The analysis, which focused on CEOs who had served for an entire year at S&P 500 companies, found that 21 female CEOs earned a median compensation package of $13.8 million last year. By comparison, 382 male CEOs earned a median compensation package of $11.6 million. Among the top-earning female CEOS were Hewlett Packard’s Meg Whitman ($35.6 million), IBM’s Ginni Rometty ($32.7 million) and PepsiCo‘s Indra Nooyi ($29.8 million). But the highest paid male CEO, Charter Communications’ Thomas Rutledge, brought home $98.5 million last year — over $60 million more than Whitman, the list’s top female earner.
The Journal attributed the trend to the fact that companies led by women outperformed companies led by men in three of the last five years and that “superstar women” usually land the corner office. “Boards don’t want to shortchange their female CEO in today’s environment, when pay equality is such an issue,’’ Robin Ferracone, who advises board compensation committees, told the Journal.

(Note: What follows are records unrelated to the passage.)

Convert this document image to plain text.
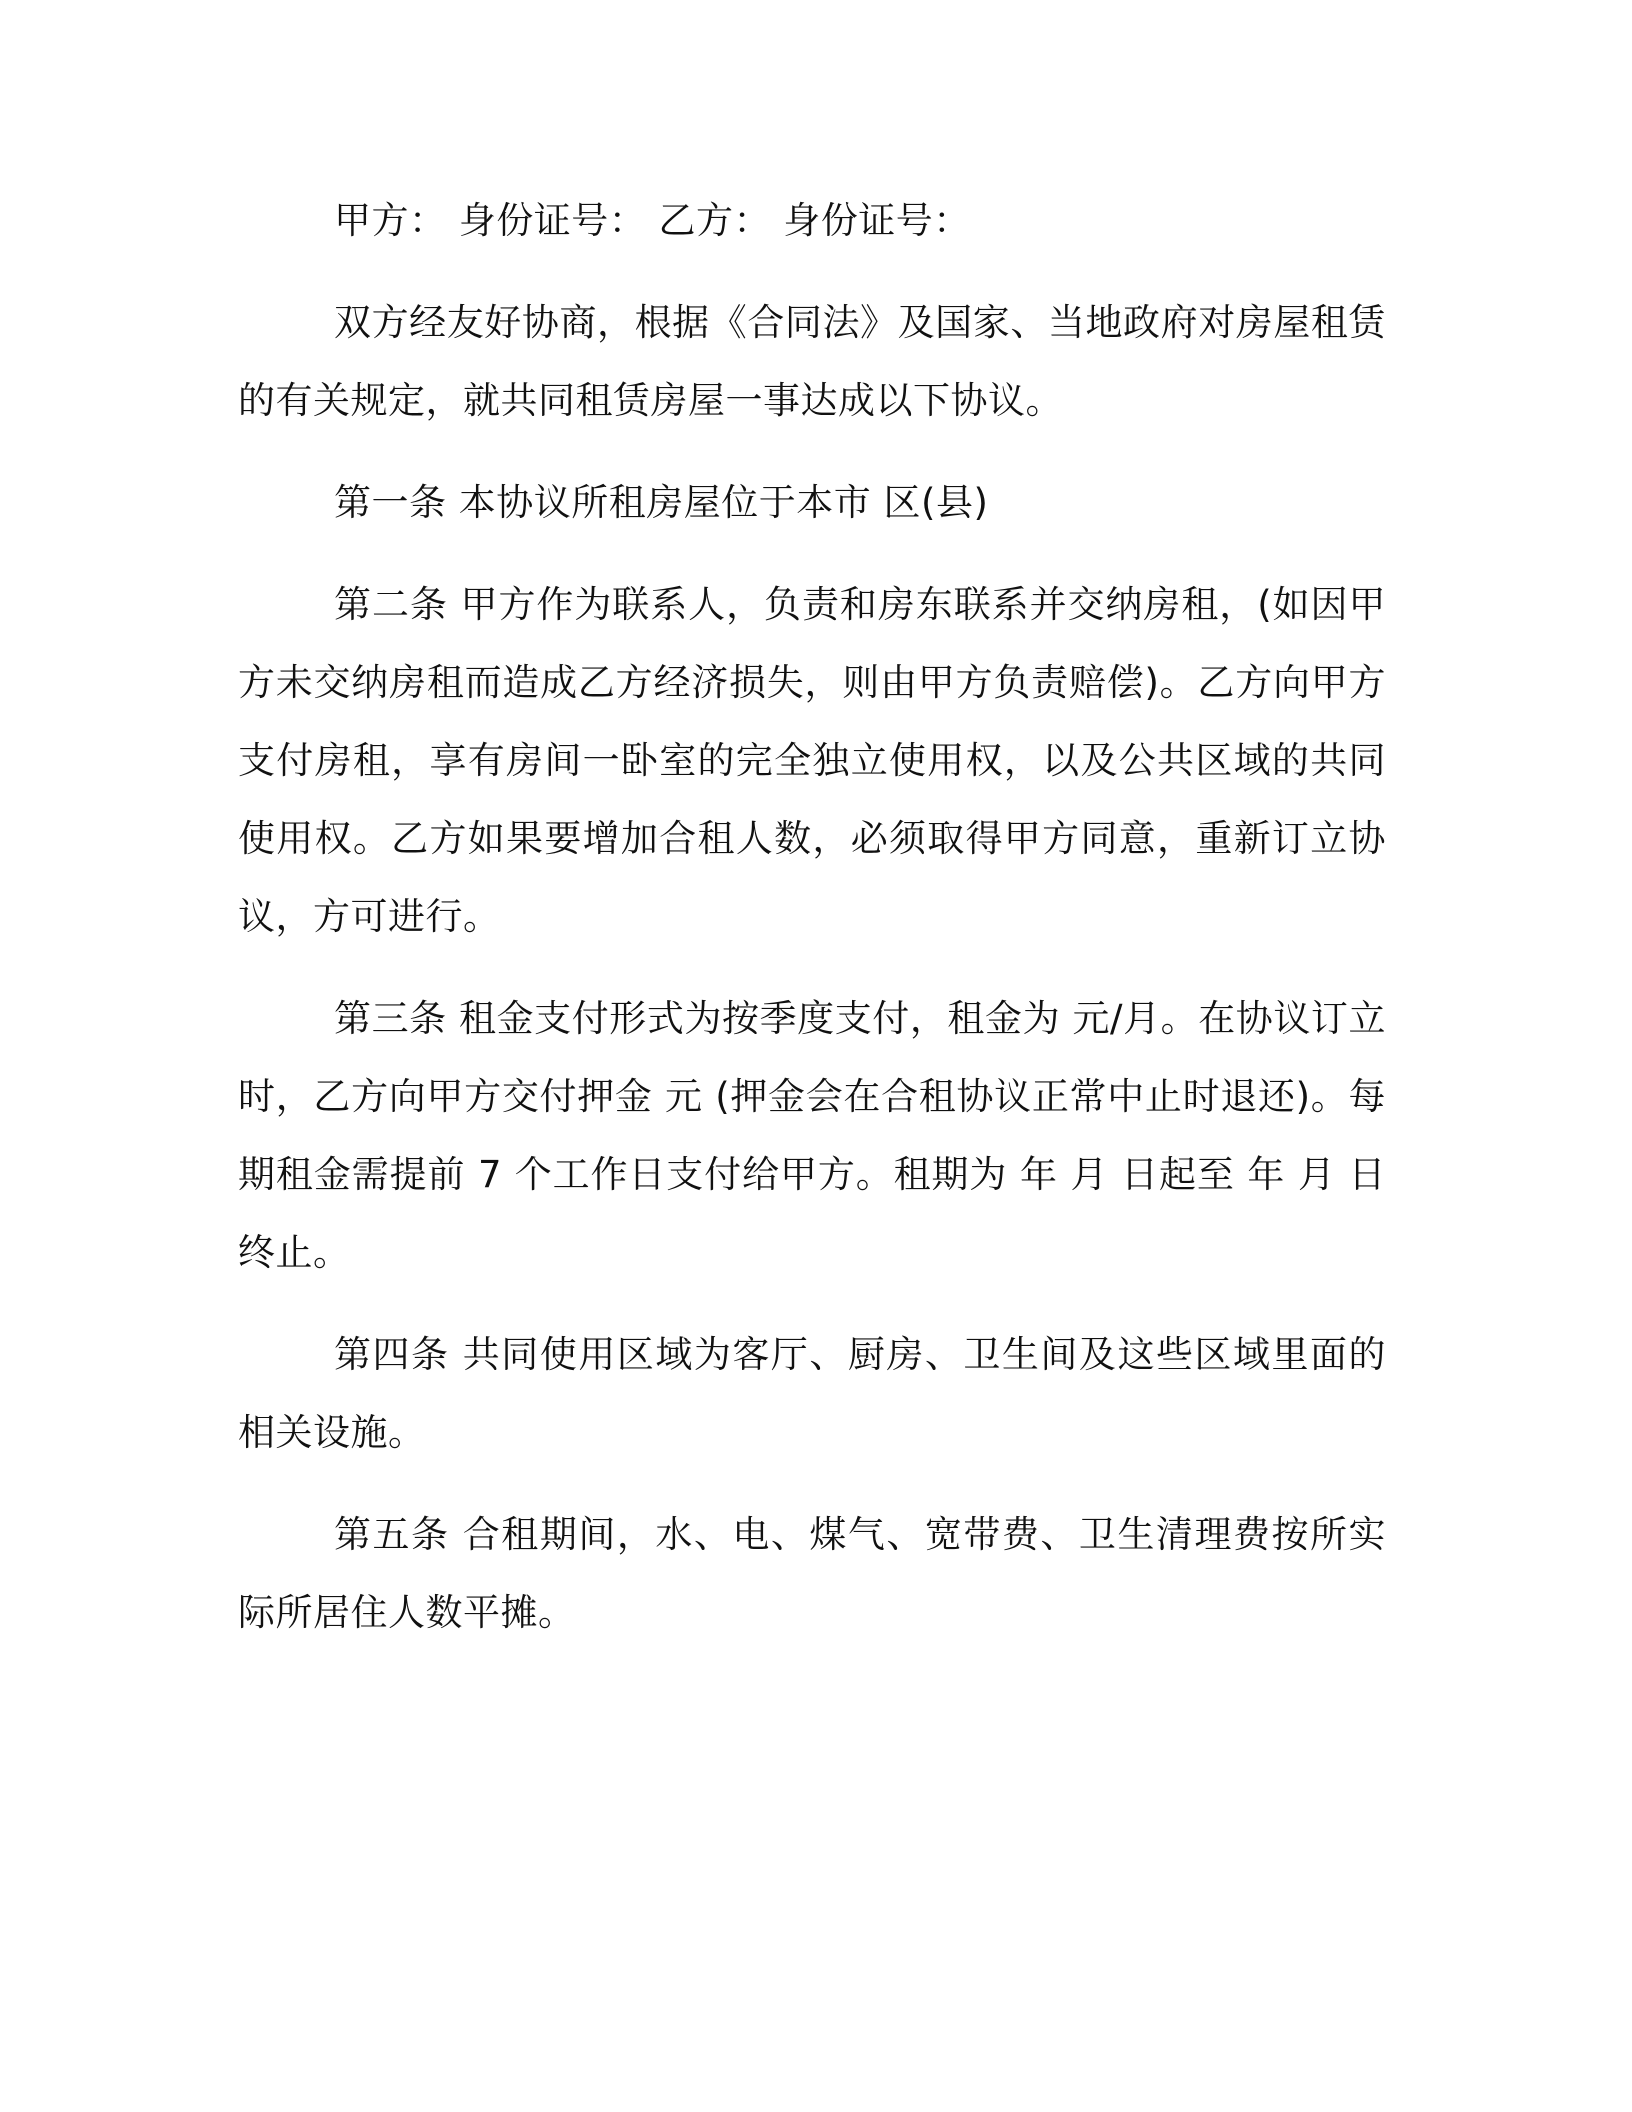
甲方： 身份证号： 乙方： 身份证号：

双方经友好协商，根据《合同法》及国家、当地政府对房屋租赁的有关规定，就共同租赁房屋一事达成以下协议。

第一条 本协议所租房屋位于本市 区(县)

第二条 甲方作为联系人，负责和房东联系并交纳房租，(如因甲方未交纳房租而造成乙方经济损失，则由甲方负责赔偿)。乙方向甲方支付房租，享有房间一卧室的完全独立使用权，以及公共区域的共同使用权。乙方如果要增加合租人数，必须取得甲方同意，重新订立协议，方可进行。

第三条 租金支付形式为按季度支付，租金为 元/月。在协议订立时，乙方向甲方交付押金 元 (押金会在合租协议正常中止时退还)。每期租金需提前 7 个工作日支付给甲方。租期为 年 月 日起至 年 月 日终止。

第四条 共同使用区域为客厅、厨房、卫生间及这些区域里面的相关设施。

第五条 合租期间，水、电、煤气、宽带费、卫生清理费按所实际所居住人数平摊。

But there’s still a wide gap when it comes to how many women are actually being put in charge. The number of women leading S&P 500 companies has increased in recent years, hitting an all-time high in 2016. But women still only account for just over 5% of leaders of the country’s largest public companies. And a study published last year found that we’re still decades away from achieving gender equality in the office.